Nowoselsky v. Saskatchewan Association of Social
Workers, 2015 SKQB 390, dismissing an appeal from a
Council decision upholding denial of registration
Mr. Nowoselsky disclosed in his application for registration
with the Saskatchewan Association of Social Workers (the
"Association") that he had previously been registered by
the Alberta College of Social Work, but that his registration was
cancelled following a suspension in 2013.
An ad hoc Committee (the "Committee"), struck
by the Council of the Association to consider the application, was
concerned about whether Mr. Nowoselsky was of good character. The
Committee wrote to Mr. Nowoselsky to notify him of this concern and
to request his written input. After receiving Mr. Nowoselsky's
written input, the Committee denied his application on the basis
that he lacked good character, noting that Mr. Nowoselsky had
failed to recognize the seriousness of his conduct in Alberta and
failed to comply with the supervision requirements imposed.

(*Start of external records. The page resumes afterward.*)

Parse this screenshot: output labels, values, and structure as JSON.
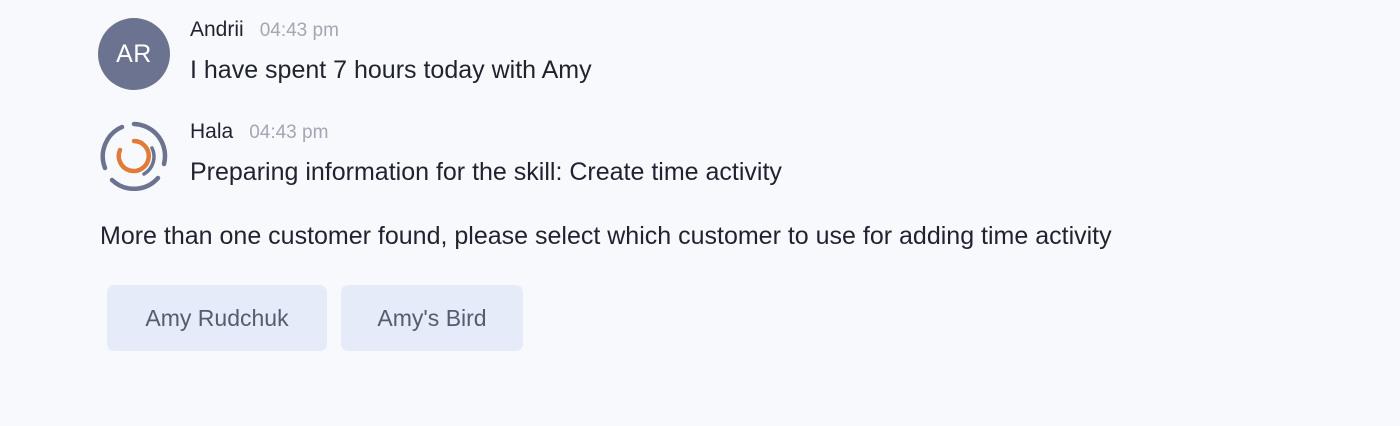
{
  "messages": [
    {
      "sender": "Andrii",
      "avatar_initials": "AR",
      "avatar_color": "#6b7391",
      "time": "04:43 pm",
      "text": "I have spent 7 hours today with Amy"
    },
    {
      "sender": "Hala",
      "avatar_icon": "hala-logo-icon",
      "time": "04:43 pm",
      "text": "Preparing information for the skill: Create time activity"
    }
  ],
  "prompt": "More than one customer found, please select which customer to use for adding time activity",
  "options": [
    {
      "label": "Amy Rudchuk"
    },
    {
      "label": "Amy's Bird"
    }
  ],
  "colors": {
    "background": "#f8f9fc",
    "option_bg": "#e6ebf9",
    "logo_orange": "#e07b39",
    "logo_slate": "#6b7391"
  }
}
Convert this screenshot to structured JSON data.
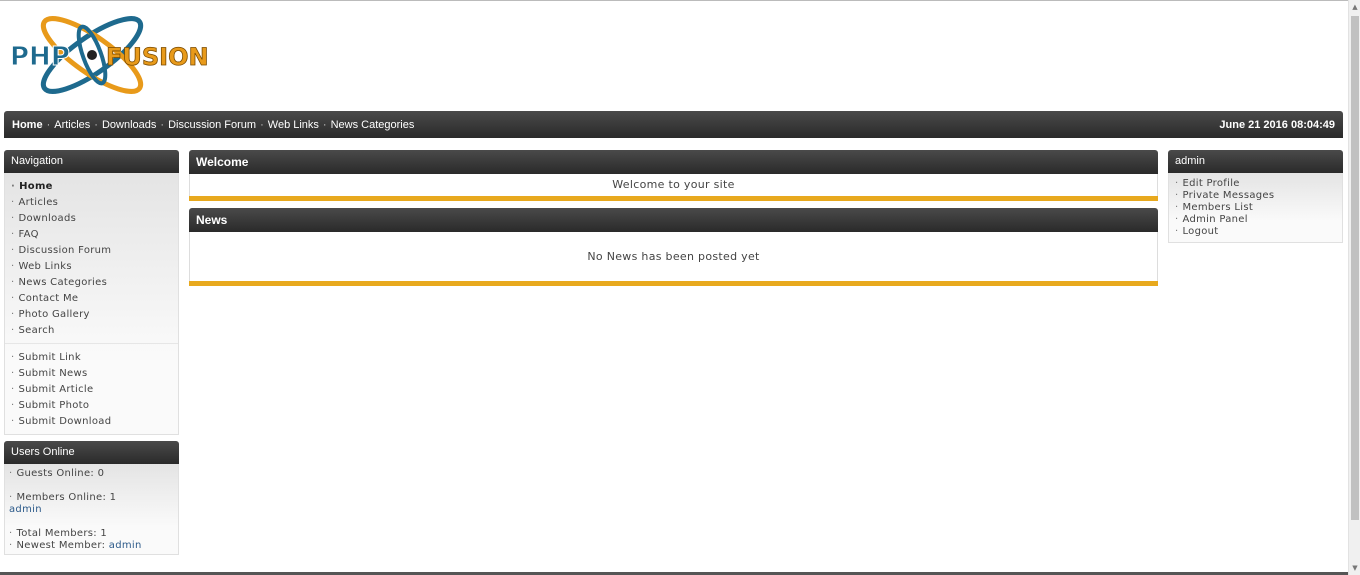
{
  "logo": {
    "text_left": "PHP",
    "text_right": "FUSION",
    "colors": {
      "blue": "#1e6a8e",
      "orange": "#e89a1a"
    }
  },
  "menubar": {
    "links": [
      "Home",
      "Articles",
      "Downloads",
      "Discussion Forum",
      "Web Links",
      "News Categories"
    ],
    "current": "Home",
    "separator": "·",
    "datetime": "June 21 2016 08:04:49"
  },
  "navigation": {
    "title": "Navigation",
    "bullet": "·",
    "items": [
      "Home",
      "Articles",
      "Downloads",
      "FAQ",
      "Discussion Forum",
      "Web Links",
      "News Categories",
      "Contact Me",
      "Photo Gallery",
      "Search"
    ],
    "submit_items": [
      "Submit Link",
      "Submit News",
      "Submit Article",
      "Submit Photo",
      "Submit Download"
    ]
  },
  "users_online": {
    "title": "Users Online",
    "guests_label": "Guests Online:",
    "guests_count": "0",
    "members_label": "Members Online:",
    "members_count": "1",
    "members_list": "admin",
    "total_label": "Total Members:",
    "total_count": "1",
    "newest_label": "Newest Member:",
    "newest_name": "admin"
  },
  "welcome": {
    "title": "Welcome",
    "message": "Welcome to your site"
  },
  "news": {
    "title": "News",
    "message": "No News has been posted yet"
  },
  "user_panel": {
    "title": "admin",
    "items": [
      "Edit Profile",
      "Private Messages",
      "Members List",
      "Admin Panel",
      "Logout"
    ]
  },
  "colors": {
    "header_bar": "#333333",
    "accent_stripe": "#e8a91e",
    "link": "#2c5a8a"
  }
}
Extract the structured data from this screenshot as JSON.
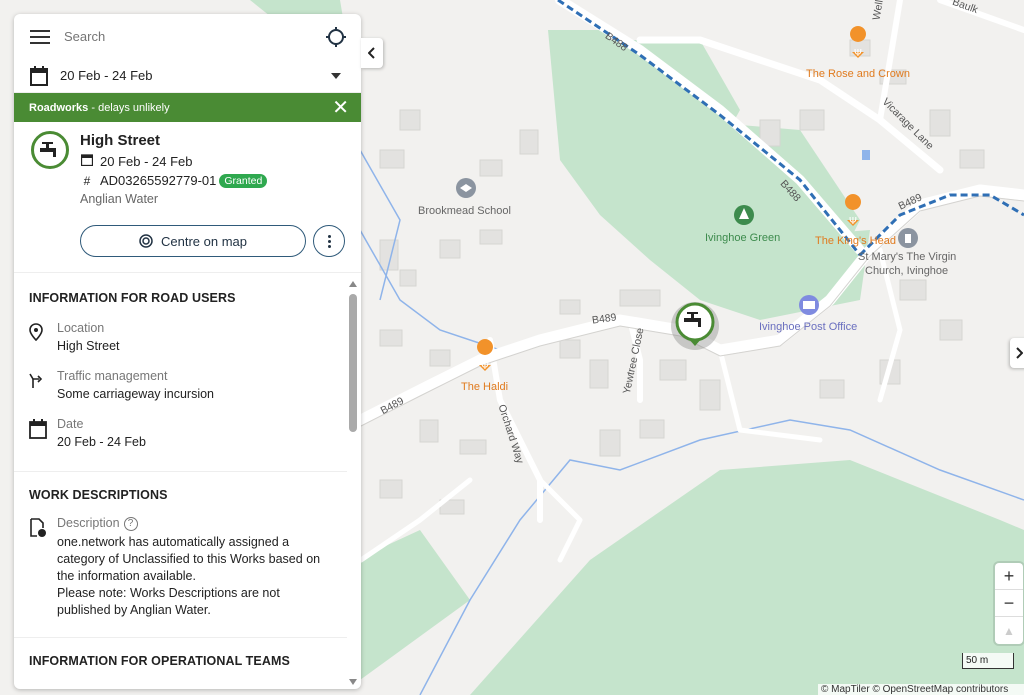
{
  "search": {
    "placeholder": "Search"
  },
  "date_filter": {
    "value": "20 Feb - 24 Feb"
  },
  "banner": {
    "title": "Roadworks",
    "subtitle": " - delays unlikely"
  },
  "works": {
    "street": "High Street",
    "dates": "20 Feb - 24 Feb",
    "reference": "AD03265592779-01",
    "status": "Granted",
    "company": "Anglian Water",
    "centre_button": "Centre on map"
  },
  "road_users": {
    "title": "INFORMATION FOR ROAD USERS",
    "location_label": "Location",
    "location_value": "High Street",
    "traffic_label": "Traffic management",
    "traffic_value": "Some carriageway incursion",
    "date_label": "Date",
    "date_value": "20 Feb - 24 Feb"
  },
  "work_descriptions": {
    "title": "WORK DESCRIPTIONS",
    "label": "Description",
    "help": "?",
    "text_1": "one.network has automatically assigned a category of Unclassified to this Works based on the information available.",
    "text_2": "Please note: Works Descriptions are not published by Anglian Water."
  },
  "operational": {
    "title": "INFORMATION FOR OPERATIONAL TEAMS"
  },
  "map": {
    "labels": {
      "b488_top": "B488",
      "b488_mid": "B488",
      "b489_right": "B489",
      "b489_center": "B489",
      "b489_left": "B489",
      "baulk": "Baulk",
      "well": "Well",
      "vicarage_lane": "Vicarage Lane",
      "rose_crown": "The Rose and Crown",
      "kings_head": "The King's Head",
      "brookmead": "Brookmead School",
      "ivinghoe_green": "Ivinghoe Green",
      "st_marys_1": "St Mary's The Virgin",
      "st_marys_2": "Church, Ivinghoe",
      "post_office": "Ivinghoe Post Office",
      "haldi": "The Haldi",
      "yewtree": "Yewtree Close",
      "orchard": "Orchard Way"
    },
    "zoom_in": "+",
    "zoom_out": "−",
    "compass": "▲",
    "scale": "50 m",
    "attribution": "© MapTiler © OpenStreetMap contributors",
    "colors": {
      "green_area": "#c5e4cc",
      "road": "#ffffff",
      "water": "#8fb4ea",
      "border": "#2f6fb5",
      "poi_orange": "#e07b1f"
    }
  }
}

Mr. Nowoselsky appealed to the Council of the Association,
providing further information of good character, including his
positive employment history and evidence of his community
involvement. Nevertheless, his appeal was dismissed. He then
challenged the dismissal to the Saskatchewan Court of Queen's
Bench, filing a notice of appeal, which was subsequently treated as
an application for judicial review.
The Court dismissed the application for judicial review, holding
that the Committee was entitled to consider both the negative
aspects arising from Mr. Nowoselsky's suspension from practice
as well as the positive aspects of his career. It was open to the
Committee to decide as it did and its decision was reasonable and
supported by the material before it.
Comment: Nowoselsky supports the proposition that a
regulator is entitled to weigh multiple factors in a good character
assessment and come to an overall conclusion on the preponderance
of the evidence. So long as the outcome is reasonable, the
regulator's decision on how to weigh the factors and its
determination of whether the member possesses sufficient good
character will be entitled to deference.